Monika Ostensen is consultant for the Center for Pregnancy and Rheumatic Diseases at the University Hospital of Trondheim, Norway and consultant for the High Risk Pregnancy Unit, Department of Rheumatology at the Sörlandet Hospital in Kristiansand (Norway). She presented at the European Lupus Meeting and agreed to share thoughts with Bernadette:
Q : According to you, what is the most important news for lupus patients?
A : The most important is that doctors have developed standard care for treating lupus. New drugs are in the pipeline and strategies for more effective treatment have been developed.
Q : What is the most important thing to say to young ladies who want to be pregnant?
A : They must be well aware that pregnancy should be planned in advance. Lupus should be in remission or in stable low activity before getting pregnant. It’s better to plan it when the lupus is inactive and to be sure that the medicines they take are allowed during pregnancy. Sometimes, when the patient is below 18 or around 40, or if the patient is invalid, the doctors don’t speak about family planning. But even if the doctors don’t address family planning and pregnancy spontaneously, women with lupus should address questions to the doctors. For example, if they take MMF, methotrexate or CY, it is important to speak with the specialist about contraception, even if they don’t plan to be pregnant in the next months. Things may change quickly!
Q : You speak about “specialist”. Is it better to ask the rheumatologist, the gynecologist, or the midwife?
A : It’s better not to ask doctors or health professionals who have no experience with the problems of lupus pregnancy! Gynecologists and midwives know a lot about pregnancy and delivery, but they are not experts in the pathology of lupus and its treatment! So, if a gynecologist tells a woman to stop Plaquenil®, for example, it is better to first ask the specialist who manages the lupus before stopping the treatment. Plaquenil should never be stopped before or during pregnancy because it prevents flares and has many beneficial effects in the body. Good communication between the lupus specialist and the obstetrician is necessary to avoid contradictory counsel.
Q : Most of the time, pregnant women are really afraid about drugs… And they have close relationships with their midwife. So, if the midwife or a friend tells them to stop taking medicine, they are ready to do that!
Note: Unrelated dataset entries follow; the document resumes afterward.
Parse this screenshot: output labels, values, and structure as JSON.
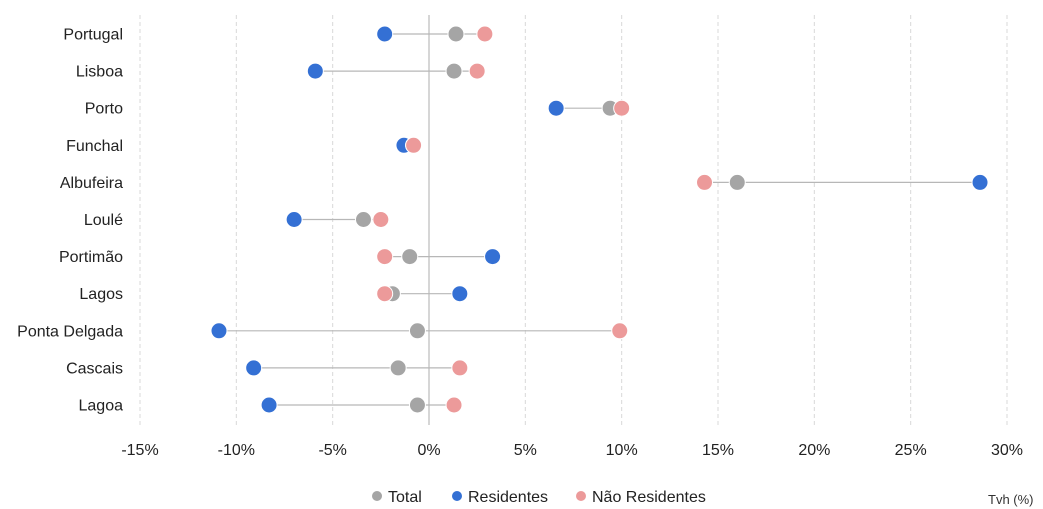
{
  "chart_data": {
    "type": "scatter",
    "subtype": "dot-plot",
    "orientation": "horizontal",
    "categories": [
      "Portugal",
      "Lisboa",
      "Porto",
      "Funchal",
      "Albufeira",
      "Loulé",
      "Portimão",
      "Lagos",
      "Ponta Delgada",
      "Cascais",
      "Lagoa"
    ],
    "series": [
      {
        "name": "Total",
        "color": "#a5a5a5",
        "values": [
          1.4,
          1.3,
          9.4,
          -0.8,
          16.0,
          -3.4,
          -1.0,
          -1.9,
          -0.6,
          -1.6,
          -0.6
        ]
      },
      {
        "name": "Residentes",
        "color": "#3470d4",
        "values": [
          -2.3,
          -5.9,
          6.6,
          -1.3,
          28.6,
          -7.0,
          3.3,
          1.6,
          -10.9,
          -9.1,
          -8.3
        ]
      },
      {
        "name": "Não Residentes",
        "color": "#ec9a9a",
        "values": [
          2.9,
          2.5,
          10.0,
          -0.8,
          14.3,
          -2.5,
          -2.3,
          -2.3,
          9.9,
          1.6,
          1.3
        ]
      }
    ],
    "xlim": [
      -15,
      30
    ],
    "xticks": [
      "-15%",
      "-10%",
      "-5%",
      "0%",
      "5%",
      "10%",
      "15%",
      "20%",
      "25%",
      "30%"
    ],
    "xtick_values": [
      -15,
      -10,
      -5,
      0,
      5,
      10,
      15,
      20,
      25,
      30
    ],
    "grid": "vertical-dashed",
    "legend": "bottom-center",
    "unit_label": "Tvh (%)",
    "connector_color": "#b7b7b7"
  }
}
A : As said above, a patient should rely on the counsel of those who really know lupus, because people who don`t, have no proof for their statements. Patients must be aware that it is more dangerous for the child when lupus is active or flares than to take medicine. It is well known that stopping Plaquenil® increases the risk of flares and flares are dangerous both for the moms and for the fetus. So it is necessary to continue antimalarials or azathioprine, for example. With regards to corticosteroids, they remain necessary for acute flares, particularly in pregnancy. It is not easy to treat lupus without them. Below 10 mg/a day, corticosteroids are not a problem for the child. But, yes, sometimes, women are so afraid to harm the fetus that they stop all drugs before or during pregnancy. However, that may lead to a flare and greatly increases the risk for adverse pregnancy outcomes like miscarriage, stillbirth or premature birth.
Q : What are the real risks of lupus pregnancy?
A : In fact, 25% of the lupus pregnancies are totally uncomplicated. Another 50% have some active symptoms, mild or moderate, often easy to treat. 25% have severe flares in internal organs that may require therapies with several drugs combined.
Q : What about the biologics ?
A : As a rule, new drugs, as most biological are, are not recommended during pregnancy. So we have only data from animal studies. Some biologics (Belimumab, for example) have no severe side effects on pups of pregnant animals, but we cannot say that they will be safe for pregnant mothers. It seems that side effects of biologicals in the first months of pregnancy are less common than in the last 3 months (because the exchanges between mother and child are less in early pregnancy), but in fact, at present we have not sufficient data.
Q : If there will never be trials on pregnant mothers, does that mean that biologicals will never be prescribed to pregnant women?
A : We will get more data on biologicals in pregnancy because of inadvertent exposure. In fact, even if you tell a woman not to become pregnant during treatment, it doesn’t mean that no woman will become pregnant: either despite the risks or by “accident”, some women will get pregnant during treatment with biological and will deliver babies. That means that in some years time, we will have data about biologicals and pregnancy.
Q : A word of conclusion ?
A : A pregnancy in a lupus patient remains a high risk pregnancy that needs special care. Of course, if you have only cutaneous lupus or inactive lupus, you have fewer risks than if you have lupus in internal organs that is active. But, in any case, you must be carefully monitored by your doctors in order to be able to act as quickly as possible, if something happens during pregnancy. The most important thing is to plan a pregnancy and get a good communication with the doctors who manage the disease during pregnancy.